Greece goes ‘cold turkey’ on loans: France to support debt relief, no chance of write-off
“Anything that can alleviate the Greek debt burden will be welcome,” French Finance Minister Michel Sapin said at a media conference in Paris after the two socialist politicians walked hand-in-hand in front of the flashing cameras.
At the same time, the French minister said there is “no question” of canceling Greece's debt – which stands at about €315 billion (US$356 billion), or 175 percent of the country’s GDP. He noted that Varoufakis “understood” that any costs in that scenario would simply be “shifted” from the Greek taxpayers to those elsewhere in the EU.
Sapin also promised that France would help Greece – which has one of the lowest tax collection rates in the Western world – reform its tax system.
“This will help restore Greece's credibility and fiscal balance,” assured the French politician.
— Rayhan Latif (@rayhanlatif) February 1, 2015
In turn, the Greek minister said that his country – which has barely been balancing the budget, even under the austerity regime of the previous government – will not borrow more money for the foreseeable future.
“It isn't that we don't need the money, we are desperate. For the last five years, Greece has been living for the next loan tranche. We have resembled drug addicts craving the next dose. What this government is all about is ending the addiction,” said Varoufakis, adding that Athens would go “cold turkey.”
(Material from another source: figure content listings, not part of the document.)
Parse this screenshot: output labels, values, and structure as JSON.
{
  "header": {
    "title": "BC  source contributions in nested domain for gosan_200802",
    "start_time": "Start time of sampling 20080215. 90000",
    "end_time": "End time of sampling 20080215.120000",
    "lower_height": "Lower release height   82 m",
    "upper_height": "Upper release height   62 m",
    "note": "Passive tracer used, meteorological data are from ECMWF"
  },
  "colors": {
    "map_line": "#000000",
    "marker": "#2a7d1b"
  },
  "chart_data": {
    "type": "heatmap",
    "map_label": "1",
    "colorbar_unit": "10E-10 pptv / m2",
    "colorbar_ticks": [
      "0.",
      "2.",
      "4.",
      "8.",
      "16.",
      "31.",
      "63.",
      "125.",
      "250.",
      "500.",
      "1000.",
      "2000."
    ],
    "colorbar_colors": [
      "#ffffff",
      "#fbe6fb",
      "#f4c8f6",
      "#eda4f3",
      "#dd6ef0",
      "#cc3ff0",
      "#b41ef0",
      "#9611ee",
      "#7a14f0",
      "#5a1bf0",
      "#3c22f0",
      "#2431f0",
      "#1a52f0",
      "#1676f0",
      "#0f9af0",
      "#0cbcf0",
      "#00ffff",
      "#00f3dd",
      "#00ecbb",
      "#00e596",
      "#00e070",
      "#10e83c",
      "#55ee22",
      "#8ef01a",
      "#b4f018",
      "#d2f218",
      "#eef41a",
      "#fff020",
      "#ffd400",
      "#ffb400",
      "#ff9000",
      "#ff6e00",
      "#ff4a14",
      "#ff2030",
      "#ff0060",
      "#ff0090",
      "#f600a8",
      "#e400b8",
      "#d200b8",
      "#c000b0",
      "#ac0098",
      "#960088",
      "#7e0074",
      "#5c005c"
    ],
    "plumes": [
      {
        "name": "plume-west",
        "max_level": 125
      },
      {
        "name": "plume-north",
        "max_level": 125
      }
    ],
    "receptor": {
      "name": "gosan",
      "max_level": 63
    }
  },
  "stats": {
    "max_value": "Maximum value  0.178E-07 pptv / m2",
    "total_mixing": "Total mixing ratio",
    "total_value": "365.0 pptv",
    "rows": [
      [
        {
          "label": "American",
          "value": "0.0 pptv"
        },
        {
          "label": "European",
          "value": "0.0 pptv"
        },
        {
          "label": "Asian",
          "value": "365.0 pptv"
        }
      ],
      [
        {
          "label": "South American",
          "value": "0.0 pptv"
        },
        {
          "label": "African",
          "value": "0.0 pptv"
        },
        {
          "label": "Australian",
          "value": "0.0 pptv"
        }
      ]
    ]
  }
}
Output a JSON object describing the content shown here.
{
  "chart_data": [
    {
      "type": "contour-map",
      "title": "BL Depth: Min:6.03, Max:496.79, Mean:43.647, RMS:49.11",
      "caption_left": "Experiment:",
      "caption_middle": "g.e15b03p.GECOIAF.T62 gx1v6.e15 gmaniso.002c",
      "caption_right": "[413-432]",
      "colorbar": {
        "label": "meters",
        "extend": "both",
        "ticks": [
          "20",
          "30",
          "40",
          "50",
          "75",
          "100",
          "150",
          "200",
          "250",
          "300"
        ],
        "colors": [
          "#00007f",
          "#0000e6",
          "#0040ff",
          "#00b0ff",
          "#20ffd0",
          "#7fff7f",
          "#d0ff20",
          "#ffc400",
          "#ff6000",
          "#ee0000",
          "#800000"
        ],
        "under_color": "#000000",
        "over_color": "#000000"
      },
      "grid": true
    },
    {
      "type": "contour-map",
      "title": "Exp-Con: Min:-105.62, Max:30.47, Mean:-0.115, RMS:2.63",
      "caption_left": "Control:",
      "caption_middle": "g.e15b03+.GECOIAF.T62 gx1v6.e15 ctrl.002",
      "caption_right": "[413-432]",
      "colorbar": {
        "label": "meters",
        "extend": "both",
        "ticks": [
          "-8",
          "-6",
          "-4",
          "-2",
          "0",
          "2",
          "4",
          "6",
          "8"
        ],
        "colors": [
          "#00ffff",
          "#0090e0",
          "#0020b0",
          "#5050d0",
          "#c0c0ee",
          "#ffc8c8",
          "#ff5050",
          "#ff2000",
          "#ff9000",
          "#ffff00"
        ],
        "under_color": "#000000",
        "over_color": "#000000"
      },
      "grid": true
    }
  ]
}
A charismatic Greek-Australian academic with no previous experience in frontline politics, Varoufakis is seeking a roughly 50 percent haircut on Greece's so-called “bailout debt,” which currently stands at €240 billion ($271 billion). The rescue that Greece now wants to renegotiate was opened back in 2010, in order to restructure the country’s debts and avoid a financial meltdown.
Athens needs until the end of the month to prepare its initial proposals, Varoufakis said. Reaching a realistic agreement could take another six weeks, he added.
Varoufakis’ strategy has been to avoid negotiations with the Troika – the European Central Bank (ECB), European Commission (EC), and the International Monetary Fund (IMF) – which has overseen previous Greek bailout tranches, and has demanded structural reforms in return for more funds.
After meeting with US Secretary of the Treasury Jack Lew, Varoufakis will now travel to London, and then onto Rome. He is also eager to “soon” visit Berlin, where he faces the stiffest test from German politicians who do not want to disappoint an electorate which demands that no more concessions are made to Greece.